The complex interaction of human skin and sunlight began tens of thousands of years ago with the evolution of varying skin colors. Scientists believe early humans who migrated out of Africa and settled in Europe developed lighter skin to absorb enough of the weaker northern sunlight to produce enough vitamin D for normal development of bones, muscles and nerves.

But the same fair skin that protected northerners against such crippling disorders as rickets also put them at high risk of melanoma. Dark skin protects against melanoma; white Americans have melanoma rates about 20 times higher than black Americans, according to the National Cancer Institute.

If evolution made light-skinned people vulnerable to skin cancers, 20th-century social trends hugely increased their risk. Traditionally, pale skin was considered desirable among the well-to-do, because a tan was usually a sign that a person worked outdoors.

But beginning in the 1920s, partly through the influence of French fashion designer Gabrielle "Coco" Chanel, tan skin gradually became fashionable. People threw away their hats and parasols as a tan came to symbolize not the harsh life of the farm but the luxury of swimming pools and beach vacations.

That trend, reflected more recently in the boom in tanning salons, has translated into an epidemic of skin cancers, including melanoma.

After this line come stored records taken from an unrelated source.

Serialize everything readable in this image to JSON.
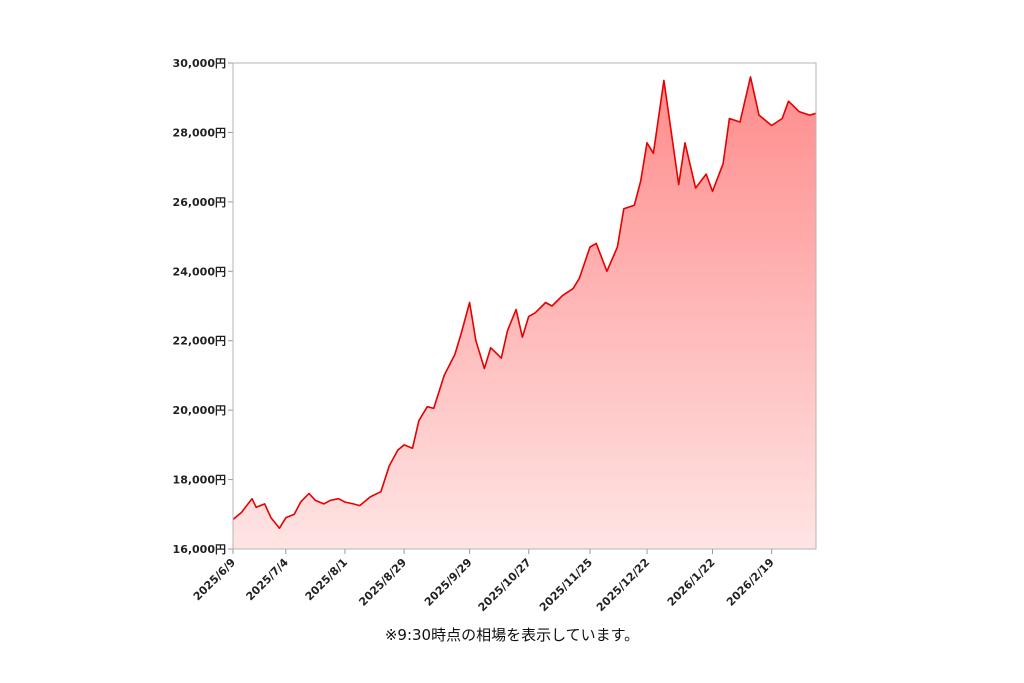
{
  "chart_data": {
    "type": "area",
    "title": "",
    "xlabel": "",
    "ylabel": "",
    "ylim": [
      16000,
      30000
    ],
    "y_ticks": [
      16000,
      18000,
      20000,
      22000,
      24000,
      26000,
      28000,
      30000
    ],
    "y_tick_labels": [
      "16,000円",
      "18,000円",
      "20,000円",
      "22,000円",
      "24,000円",
      "26,000円",
      "28,000円",
      "30,000円"
    ],
    "x_tick_labels": [
      "2025/6/9",
      "2025/7/4",
      "2025/8/1",
      "2025/8/29",
      "2025/9/29",
      "2025/10/27",
      "2025/11/25",
      "2025/12/22",
      "2026/1/22",
      "2026/2/19"
    ],
    "line_color": "#e60000",
    "fill_top_color": "#ff8c8c",
    "fill_bottom_color": "#ffe4e4",
    "grid": false,
    "series": [
      {
        "name": "",
        "x": [
          "2025/6/9",
          "2025/6/13",
          "2025/6/18",
          "2025/6/20",
          "2025/6/24",
          "2025/6/27",
          "2025/7/1",
          "2025/7/4",
          "2025/7/8",
          "2025/7/11",
          "2025/7/15",
          "2025/7/18",
          "2025/7/22",
          "2025/7/25",
          "2025/7/29",
          "2025/8/1",
          "2025/8/5",
          "2025/8/8",
          "2025/8/13",
          "2025/8/18",
          "2025/8/22",
          "2025/8/26",
          "2025/8/29",
          "2025/9/2",
          "2025/9/5",
          "2025/9/9",
          "2025/9/12",
          "2025/9/17",
          "2025/9/22",
          "2025/9/25",
          "2025/9/29",
          "2025/10/2",
          "2025/10/6",
          "2025/10/9",
          "2025/10/14",
          "2025/10/17",
          "2025/10/21",
          "2025/10/24",
          "2025/10/27",
          "2025/10/30",
          "2025/11/4",
          "2025/11/7",
          "2025/11/12",
          "2025/11/17",
          "2025/11/20",
          "2025/11/25",
          "2025/11/28",
          "2025/12/3",
          "2025/12/8",
          "2025/12/11",
          "2025/12/16",
          "2025/12/19",
          "2025/12/22",
          "2025/12/25",
          "2025/12/30",
          "2026/1/6",
          "2026/1/9",
          "2026/1/14",
          "2026/1/19",
          "2026/1/22",
          "2026/1/27",
          "2026/1/30",
          "2026/2/4",
          "2026/2/9",
          "2026/2/13",
          "2026/2/19",
          "2026/2/24",
          "2026/2/27",
          "2026/3/4",
          "2026/3/9",
          "2026/3/12"
        ],
        "values": [
          16850,
          17050,
          17450,
          17200,
          17300,
          16900,
          16600,
          16900,
          17000,
          17350,
          17600,
          17400,
          17300,
          17400,
          17450,
          17350,
          17300,
          17250,
          17500,
          17650,
          18400,
          18850,
          19000,
          18900,
          19700,
          20100,
          20050,
          21000,
          21600,
          22200,
          23100,
          22000,
          21200,
          21800,
          21500,
          22300,
          22900,
          22100,
          22700,
          22800,
          23100,
          23000,
          23300,
          23500,
          23800,
          24700,
          24800,
          24000,
          24700,
          25800,
          25900,
          26600,
          27700,
          27400,
          29500,
          26500,
          27700,
          26400,
          26800,
          26300,
          27100,
          28400,
          28300,
          29600,
          28500,
          28200,
          28400,
          28900,
          28600,
          28500,
          28550
        ]
      }
    ],
    "note": "※9:30時点の相場を表示しています。"
  }
}
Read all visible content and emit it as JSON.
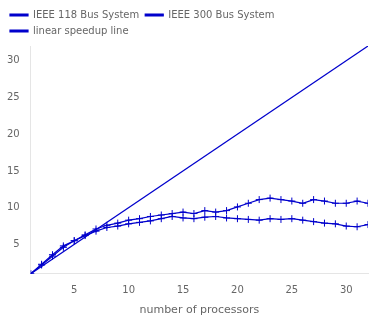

Thomas M. Nordlund, a biophysicist at the University of Alabama, was prompted by his own susceptibility to sunburn to seek a better understanding of what he calls "sunscreen failure" — its ability to block sunburn but not cancer. His experiments are designed to see whether the energy absorbed by sunscreen as it soaks up ultraviolet light is transferred to the DNA in skin cells rather than turning into harmless heat.

"The longer you let energy hang around in a cell, the more trouble it can cause," he said.

With no certainty that sunscreen prevents melanoma, experts are hedging their advice.

"Twenty years ago, sunscreen was the first thing dermatologists would recommend," said Frank P. Gasparro, past president of the American Society for Photobiology and a leading expert on sun dangers. "Now it's usually third on the list, after avoiding intense sunlight in the middle of the day and wearing sun-protective clothing. There are still a lot of unanswered questions."